Lübeck, 3.3.2021

Mietspiegel 2021

 Thomas Klempau, DMB Mieterverein Lübeck

Über alle Mietspiegelfelder hinweg haben sich die Bestandsmieten in der Hansestadt Lübeck innerhalb der letzten drei Jahre im Durchschnitt um mehr als 15% erhöht. Ein solcher Anstieg ist für Lübecker Verhältnisse erheblich und ein deutliches Alarmzeichen, dass es ein viel zu geringes Angebot an verfügbaren Wohnungen gibt. Bestätigt wird diese Annahme durch die Tatsache, dass die Leerstandsquote stark gesunken ist und nur noch 0,8% beträgt. Bei einem derart niedrigen Wert spricht man allgemein von einem sehr angespannten Wohnungsmarkt oder sogar von Wohnungsnot.

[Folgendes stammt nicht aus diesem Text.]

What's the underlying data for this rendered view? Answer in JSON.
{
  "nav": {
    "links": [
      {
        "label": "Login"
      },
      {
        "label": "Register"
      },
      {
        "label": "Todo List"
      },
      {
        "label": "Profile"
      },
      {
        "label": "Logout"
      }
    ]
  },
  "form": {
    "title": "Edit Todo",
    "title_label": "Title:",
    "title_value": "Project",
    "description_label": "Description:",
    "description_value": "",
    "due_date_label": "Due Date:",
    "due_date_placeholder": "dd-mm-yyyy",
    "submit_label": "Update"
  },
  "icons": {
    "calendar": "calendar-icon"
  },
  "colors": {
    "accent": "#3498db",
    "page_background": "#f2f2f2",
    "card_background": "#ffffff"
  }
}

Mussten im Jahr 2018 für eine 60 m² große Wohnung im Mietspiegeldurchschnitt 400 Euro gezahlt werden, waren es im Jahr 2021 bereits 460 Euro. Ein derart rasanter Mietenanstieg bereitet große Sorge und korrespondiert bei den Bestandswohnungen regelmäßig nicht mit einer entsprechenden Verbesserung der Wohnqualität aufgrund von Investitionen in das Mietobjekt, in das Gebäude oder in das Wohnumfeld. Er ist auch nicht allein das Resultat aus steigenden Baustoff-, Energie- und Personalkosten oder erhöhter technischer und energetischer Anforderungen bei Sanierung und Neubau, sondern vor allen Dingen die Folge einer enormen Wohnraumknappheit und einer aus dem Ruder laufenden Bauland- und Immobilienpreisentwicklung. Bei aktuell 122.000 Lübecker Haushalten besteht unter Ansatz einer Fluktuationsreserve von 3% ein Wohnungsbedarf im Eigentums- und Mietsegment von insgesamt mindestens 125.500 Wohnungen. Tatsächlich gibt es in Lübeck aktuell lediglich 119.500 Wohnungen. Damit klafft schon jetzt eine Wohnraumlücke von 6.000 Einheiten.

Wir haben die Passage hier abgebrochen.